Kinder sollen nach Scheidung abwechselnd betreut werden

Wahlideen im Check: Heute: Die Liberalen und das Wechselmodell nach Ehescheidungen.

Düsseldorf. Alle Parteien haben in ihren Wahlprogrammen markante und zum Teil auch ungewöhnliche Ideen parat, die wir in dieser Serie testen. Heute: Das Wechselmodell nach Ehescheidungen im Programm der FDP.

Die Idee: Nach einer Scheidung sollen die Kinder nach Möglichkeit abwechselnd von Mutter und Vater in deren jeweiligen Wohnungen betreut werden. Das kann im Verhältnis zwei Drittel zu ein Drittel oder halbe-halbe sein, der Wechselrhythmus kann wöchentlich oder anders sein. Dieses Modell soll nach dem Willen der FDP rechtlich der Regelfall werden statt des geltenden „Residenzmodells“, bei dem die Kinder nur ein festes Zuhause haben, in der Regel bei der Mutter, und nur an manchen Wochenenden zum anderen Elternteil gehen. Im Streitfall sollen Familiengerichte entscheiden.

Der Haken: Davon gibt es mehrere. Zum einen funktioniert das Modell nur, wenn beide Partner die Kinder auch betreuen wollen. Und dann müssen sie es auch finanziell und zeitlich können. Der Wechsel muss auch den Kindern zumutbar sein. Wohnt einer der Partner in einer entfernten Stadt oder ist er beruflich stark eingespannt, wird es schwierig.

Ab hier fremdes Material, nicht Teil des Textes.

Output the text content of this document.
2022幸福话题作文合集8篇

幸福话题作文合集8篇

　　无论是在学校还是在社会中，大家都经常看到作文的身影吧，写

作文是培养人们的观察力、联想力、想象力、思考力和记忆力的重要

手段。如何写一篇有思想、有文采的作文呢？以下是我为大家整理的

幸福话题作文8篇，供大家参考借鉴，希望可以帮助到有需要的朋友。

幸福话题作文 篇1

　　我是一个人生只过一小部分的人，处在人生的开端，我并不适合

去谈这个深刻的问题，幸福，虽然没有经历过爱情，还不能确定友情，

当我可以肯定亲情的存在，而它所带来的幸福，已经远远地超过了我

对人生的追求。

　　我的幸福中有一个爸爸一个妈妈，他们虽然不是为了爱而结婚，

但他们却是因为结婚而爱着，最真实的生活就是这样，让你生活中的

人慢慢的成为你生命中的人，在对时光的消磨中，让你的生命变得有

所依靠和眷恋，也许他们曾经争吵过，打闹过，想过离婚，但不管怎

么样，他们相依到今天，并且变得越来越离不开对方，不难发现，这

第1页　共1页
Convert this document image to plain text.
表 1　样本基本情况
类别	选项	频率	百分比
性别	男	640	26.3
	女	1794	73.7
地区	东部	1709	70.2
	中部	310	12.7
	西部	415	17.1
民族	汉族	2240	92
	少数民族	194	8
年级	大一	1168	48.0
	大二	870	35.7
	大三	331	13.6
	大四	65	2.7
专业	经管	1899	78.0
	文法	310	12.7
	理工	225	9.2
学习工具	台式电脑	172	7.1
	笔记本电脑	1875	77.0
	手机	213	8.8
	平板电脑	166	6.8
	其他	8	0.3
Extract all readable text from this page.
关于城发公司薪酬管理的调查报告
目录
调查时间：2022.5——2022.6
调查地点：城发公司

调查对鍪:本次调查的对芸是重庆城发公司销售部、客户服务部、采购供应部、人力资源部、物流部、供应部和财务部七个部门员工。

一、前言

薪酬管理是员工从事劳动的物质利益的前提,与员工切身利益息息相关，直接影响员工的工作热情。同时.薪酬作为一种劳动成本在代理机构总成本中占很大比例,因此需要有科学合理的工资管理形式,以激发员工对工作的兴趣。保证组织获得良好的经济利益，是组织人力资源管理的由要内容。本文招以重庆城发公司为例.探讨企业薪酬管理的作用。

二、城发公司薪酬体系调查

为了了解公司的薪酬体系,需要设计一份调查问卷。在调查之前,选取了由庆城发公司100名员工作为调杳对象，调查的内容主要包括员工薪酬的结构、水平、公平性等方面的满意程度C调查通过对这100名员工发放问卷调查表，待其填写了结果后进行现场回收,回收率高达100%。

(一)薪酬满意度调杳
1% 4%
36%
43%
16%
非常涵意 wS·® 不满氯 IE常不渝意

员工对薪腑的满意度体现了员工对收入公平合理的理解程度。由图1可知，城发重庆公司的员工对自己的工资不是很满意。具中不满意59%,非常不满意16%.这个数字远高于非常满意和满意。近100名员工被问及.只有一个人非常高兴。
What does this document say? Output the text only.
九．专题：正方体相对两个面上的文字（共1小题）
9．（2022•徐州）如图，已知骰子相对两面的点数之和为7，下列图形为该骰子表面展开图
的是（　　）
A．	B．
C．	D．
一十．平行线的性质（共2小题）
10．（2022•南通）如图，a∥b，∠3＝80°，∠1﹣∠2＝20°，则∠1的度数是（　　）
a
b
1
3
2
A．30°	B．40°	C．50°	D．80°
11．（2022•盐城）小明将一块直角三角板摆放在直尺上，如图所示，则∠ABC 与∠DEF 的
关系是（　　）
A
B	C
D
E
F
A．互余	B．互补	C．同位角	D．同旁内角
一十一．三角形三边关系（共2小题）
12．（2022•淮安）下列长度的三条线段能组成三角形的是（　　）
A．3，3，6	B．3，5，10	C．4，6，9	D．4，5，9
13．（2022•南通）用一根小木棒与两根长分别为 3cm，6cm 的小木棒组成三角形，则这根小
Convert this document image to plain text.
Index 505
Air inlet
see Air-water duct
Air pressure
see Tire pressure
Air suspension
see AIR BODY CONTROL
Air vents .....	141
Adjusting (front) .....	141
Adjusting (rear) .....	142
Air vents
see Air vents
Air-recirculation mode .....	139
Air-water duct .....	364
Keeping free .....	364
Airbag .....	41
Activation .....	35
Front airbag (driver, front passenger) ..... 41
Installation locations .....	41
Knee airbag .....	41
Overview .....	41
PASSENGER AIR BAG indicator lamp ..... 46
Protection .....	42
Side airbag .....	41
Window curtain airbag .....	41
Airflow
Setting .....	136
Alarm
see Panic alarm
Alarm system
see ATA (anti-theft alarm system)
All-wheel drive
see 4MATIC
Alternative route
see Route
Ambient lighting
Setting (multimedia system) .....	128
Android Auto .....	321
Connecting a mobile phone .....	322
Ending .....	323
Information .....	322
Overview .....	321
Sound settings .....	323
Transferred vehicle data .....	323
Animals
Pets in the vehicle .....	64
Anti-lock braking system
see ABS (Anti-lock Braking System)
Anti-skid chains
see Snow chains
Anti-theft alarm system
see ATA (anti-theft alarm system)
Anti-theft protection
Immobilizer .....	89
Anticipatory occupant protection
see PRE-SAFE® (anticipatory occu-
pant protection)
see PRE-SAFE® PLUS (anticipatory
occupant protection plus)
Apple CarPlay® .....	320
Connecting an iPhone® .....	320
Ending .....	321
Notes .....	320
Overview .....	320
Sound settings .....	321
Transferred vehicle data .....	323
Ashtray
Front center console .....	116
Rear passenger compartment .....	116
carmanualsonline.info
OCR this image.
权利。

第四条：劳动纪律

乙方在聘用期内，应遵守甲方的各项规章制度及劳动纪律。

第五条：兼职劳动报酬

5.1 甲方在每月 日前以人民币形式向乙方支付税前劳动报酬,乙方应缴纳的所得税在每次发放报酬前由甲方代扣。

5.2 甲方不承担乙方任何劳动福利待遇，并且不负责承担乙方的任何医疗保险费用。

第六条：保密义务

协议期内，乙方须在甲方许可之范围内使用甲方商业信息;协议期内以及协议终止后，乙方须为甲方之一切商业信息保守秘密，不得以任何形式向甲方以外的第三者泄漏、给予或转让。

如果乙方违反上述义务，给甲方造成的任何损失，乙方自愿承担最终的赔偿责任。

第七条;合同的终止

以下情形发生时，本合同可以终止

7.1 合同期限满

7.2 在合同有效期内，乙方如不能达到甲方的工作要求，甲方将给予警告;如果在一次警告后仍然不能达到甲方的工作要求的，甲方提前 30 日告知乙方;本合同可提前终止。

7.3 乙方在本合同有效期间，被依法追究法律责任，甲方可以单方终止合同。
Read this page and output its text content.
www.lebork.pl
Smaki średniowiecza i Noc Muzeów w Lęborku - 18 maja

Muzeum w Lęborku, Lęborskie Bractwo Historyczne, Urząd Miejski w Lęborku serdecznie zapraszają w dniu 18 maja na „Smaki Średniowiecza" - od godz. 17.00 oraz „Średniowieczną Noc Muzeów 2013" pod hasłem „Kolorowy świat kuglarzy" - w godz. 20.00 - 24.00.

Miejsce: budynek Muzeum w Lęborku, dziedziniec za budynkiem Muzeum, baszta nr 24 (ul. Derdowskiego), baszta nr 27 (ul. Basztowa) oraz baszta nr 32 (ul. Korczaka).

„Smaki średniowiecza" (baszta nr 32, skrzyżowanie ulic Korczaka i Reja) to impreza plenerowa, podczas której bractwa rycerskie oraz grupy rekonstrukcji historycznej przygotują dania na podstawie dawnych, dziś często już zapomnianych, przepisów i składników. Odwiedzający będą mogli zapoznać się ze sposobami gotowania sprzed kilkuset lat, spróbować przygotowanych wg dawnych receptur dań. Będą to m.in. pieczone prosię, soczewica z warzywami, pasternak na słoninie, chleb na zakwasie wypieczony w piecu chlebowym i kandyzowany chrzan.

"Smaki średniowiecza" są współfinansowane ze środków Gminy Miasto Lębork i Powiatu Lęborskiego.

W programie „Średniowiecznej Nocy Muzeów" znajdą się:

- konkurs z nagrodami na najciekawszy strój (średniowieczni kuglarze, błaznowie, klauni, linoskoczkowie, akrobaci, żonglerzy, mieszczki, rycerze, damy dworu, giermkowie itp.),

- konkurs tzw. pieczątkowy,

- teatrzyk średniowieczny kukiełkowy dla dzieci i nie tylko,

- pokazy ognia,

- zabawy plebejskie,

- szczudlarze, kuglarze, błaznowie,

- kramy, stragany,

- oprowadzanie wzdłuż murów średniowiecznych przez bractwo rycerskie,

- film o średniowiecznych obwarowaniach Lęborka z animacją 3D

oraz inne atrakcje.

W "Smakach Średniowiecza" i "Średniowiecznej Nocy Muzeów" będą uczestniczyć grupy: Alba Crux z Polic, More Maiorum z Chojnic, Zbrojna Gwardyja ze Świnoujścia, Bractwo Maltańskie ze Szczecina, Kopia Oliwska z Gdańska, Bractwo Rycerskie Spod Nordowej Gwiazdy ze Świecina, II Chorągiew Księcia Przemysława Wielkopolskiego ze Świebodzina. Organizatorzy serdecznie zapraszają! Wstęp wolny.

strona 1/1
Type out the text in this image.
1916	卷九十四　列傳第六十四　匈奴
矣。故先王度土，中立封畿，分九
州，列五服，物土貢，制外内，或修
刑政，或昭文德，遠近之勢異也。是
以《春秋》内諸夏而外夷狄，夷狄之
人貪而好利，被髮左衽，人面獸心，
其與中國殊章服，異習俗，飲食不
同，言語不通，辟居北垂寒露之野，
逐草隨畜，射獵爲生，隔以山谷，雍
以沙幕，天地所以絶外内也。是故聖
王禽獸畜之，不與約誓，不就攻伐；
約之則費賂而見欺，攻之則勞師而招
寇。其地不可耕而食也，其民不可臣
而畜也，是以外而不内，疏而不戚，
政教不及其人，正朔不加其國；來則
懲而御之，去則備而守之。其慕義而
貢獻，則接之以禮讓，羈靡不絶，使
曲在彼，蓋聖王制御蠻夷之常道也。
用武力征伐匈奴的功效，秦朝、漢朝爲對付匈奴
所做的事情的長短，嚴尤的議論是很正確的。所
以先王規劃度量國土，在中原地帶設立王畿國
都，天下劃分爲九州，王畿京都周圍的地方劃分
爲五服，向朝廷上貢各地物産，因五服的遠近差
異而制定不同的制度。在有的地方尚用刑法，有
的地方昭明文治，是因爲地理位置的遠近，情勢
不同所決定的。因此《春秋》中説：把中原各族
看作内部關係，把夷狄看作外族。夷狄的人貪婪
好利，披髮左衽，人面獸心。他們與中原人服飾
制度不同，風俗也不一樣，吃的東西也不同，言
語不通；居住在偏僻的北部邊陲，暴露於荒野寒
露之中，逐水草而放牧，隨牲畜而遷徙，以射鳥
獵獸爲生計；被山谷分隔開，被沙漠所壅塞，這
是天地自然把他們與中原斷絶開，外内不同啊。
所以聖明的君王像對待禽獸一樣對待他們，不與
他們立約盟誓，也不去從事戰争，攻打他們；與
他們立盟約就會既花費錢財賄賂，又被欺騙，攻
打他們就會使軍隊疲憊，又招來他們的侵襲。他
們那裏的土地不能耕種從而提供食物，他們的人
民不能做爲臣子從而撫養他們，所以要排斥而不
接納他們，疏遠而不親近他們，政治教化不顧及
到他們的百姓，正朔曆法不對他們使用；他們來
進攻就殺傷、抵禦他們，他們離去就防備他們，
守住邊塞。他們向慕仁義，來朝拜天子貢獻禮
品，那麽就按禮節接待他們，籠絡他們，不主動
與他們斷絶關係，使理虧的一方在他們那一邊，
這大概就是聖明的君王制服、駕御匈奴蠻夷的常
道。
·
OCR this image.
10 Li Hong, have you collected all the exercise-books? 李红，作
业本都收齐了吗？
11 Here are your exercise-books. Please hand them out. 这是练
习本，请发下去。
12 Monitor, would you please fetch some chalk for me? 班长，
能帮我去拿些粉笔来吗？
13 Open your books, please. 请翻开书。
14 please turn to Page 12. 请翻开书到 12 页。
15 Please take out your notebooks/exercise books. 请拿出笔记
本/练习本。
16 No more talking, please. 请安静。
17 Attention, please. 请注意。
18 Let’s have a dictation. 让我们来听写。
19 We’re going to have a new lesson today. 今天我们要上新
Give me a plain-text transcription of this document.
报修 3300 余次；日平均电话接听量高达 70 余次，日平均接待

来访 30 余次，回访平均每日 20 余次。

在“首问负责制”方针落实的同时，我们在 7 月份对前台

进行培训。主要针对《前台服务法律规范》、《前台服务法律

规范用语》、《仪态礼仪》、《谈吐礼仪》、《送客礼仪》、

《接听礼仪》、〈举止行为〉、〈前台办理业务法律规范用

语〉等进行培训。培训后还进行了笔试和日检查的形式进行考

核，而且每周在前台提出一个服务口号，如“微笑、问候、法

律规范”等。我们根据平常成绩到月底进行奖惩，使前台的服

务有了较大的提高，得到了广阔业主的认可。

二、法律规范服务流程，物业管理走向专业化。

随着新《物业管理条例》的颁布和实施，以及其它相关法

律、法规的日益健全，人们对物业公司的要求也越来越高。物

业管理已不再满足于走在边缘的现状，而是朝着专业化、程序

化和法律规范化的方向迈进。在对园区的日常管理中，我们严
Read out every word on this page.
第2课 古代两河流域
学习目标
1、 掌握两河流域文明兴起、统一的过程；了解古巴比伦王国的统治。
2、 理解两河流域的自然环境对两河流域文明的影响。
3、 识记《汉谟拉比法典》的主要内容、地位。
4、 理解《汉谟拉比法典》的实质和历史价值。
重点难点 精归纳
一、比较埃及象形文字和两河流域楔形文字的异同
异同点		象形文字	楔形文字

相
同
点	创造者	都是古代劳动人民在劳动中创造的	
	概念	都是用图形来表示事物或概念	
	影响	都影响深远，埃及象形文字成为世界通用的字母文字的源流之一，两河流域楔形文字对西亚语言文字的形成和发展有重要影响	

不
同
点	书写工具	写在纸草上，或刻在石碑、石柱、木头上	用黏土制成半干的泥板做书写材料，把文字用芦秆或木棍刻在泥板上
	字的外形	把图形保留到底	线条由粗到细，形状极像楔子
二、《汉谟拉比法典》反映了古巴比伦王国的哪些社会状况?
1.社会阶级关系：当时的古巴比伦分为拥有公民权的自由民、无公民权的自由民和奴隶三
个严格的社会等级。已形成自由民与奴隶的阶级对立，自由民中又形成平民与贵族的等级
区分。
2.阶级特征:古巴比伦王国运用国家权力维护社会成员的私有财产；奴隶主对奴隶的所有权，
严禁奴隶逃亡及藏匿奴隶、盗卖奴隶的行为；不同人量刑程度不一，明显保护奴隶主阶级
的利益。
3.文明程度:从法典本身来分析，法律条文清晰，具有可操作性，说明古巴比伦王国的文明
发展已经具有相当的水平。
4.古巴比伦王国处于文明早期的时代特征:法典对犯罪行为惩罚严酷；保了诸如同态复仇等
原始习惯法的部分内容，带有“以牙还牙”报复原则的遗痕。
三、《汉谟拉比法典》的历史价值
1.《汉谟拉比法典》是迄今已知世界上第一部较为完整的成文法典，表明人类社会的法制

Außerdem entstehen doppelte Kosten. Kleidung und Spielsachen müssen bei beiden vorhanden sein, Kinderzimmer sowieso. Väter, die meinen, sie könnten sich mit dem Modell Unterhaltszahlungen sparen, haben zwar zunächst Recht. Wenn die Betreuung hälftig ist, ist es der Unterhaltsanspruch auch. Dafür haben sie aber viel höhere eigene Ausgaben.

Bewertung: Immer mehr Scheidungseltern praktizieren das Wechselmodell bereits, und das alte Vorurteil, dass den Kindern so ein Zuhause fehle, darf nach den Erfahrungen in anderen Ländern wie Schweden, wo es der Regelfall ist, als widerlegt gelten. Sie haben dann eben zwei und kommen meist gut damit klar.

Beide Elternteile behalten auch im Alltag Verantwortung für die Erziehung der Kinder, ob das in Schule oder Freizeit ist. Väter werden nicht mehr zum Wochenend-Unterhalter degradiert. Die Einstufung als Regelfall kann zudem helfen, Partner zum Einlenken zu bewegen, die dem anderen die Kinder aus Rache oder anderen Motiven vorenthalten wollen.

Fazit: Eine gute Idee. Das Wechselmodell ist aber auch in Zukunft nur von einer Minderheit nutzbar, weil es für die Eltern teuer ist und Zeit erfordert.

Außerdem funktioniert es nicht, wenn die Eltern hoffnungslos zerstritten sind. Sie müssen miteinander kooperieren. Angepasst werden müssten zudem zahlreiche weitere Gesetze, vom Kindergeld bis zum Beamtenrecht, die derzeit alle noch darauf ausgerichtet sind, dass die Kinder in der Regel nur bei einem Elternteil bleiben.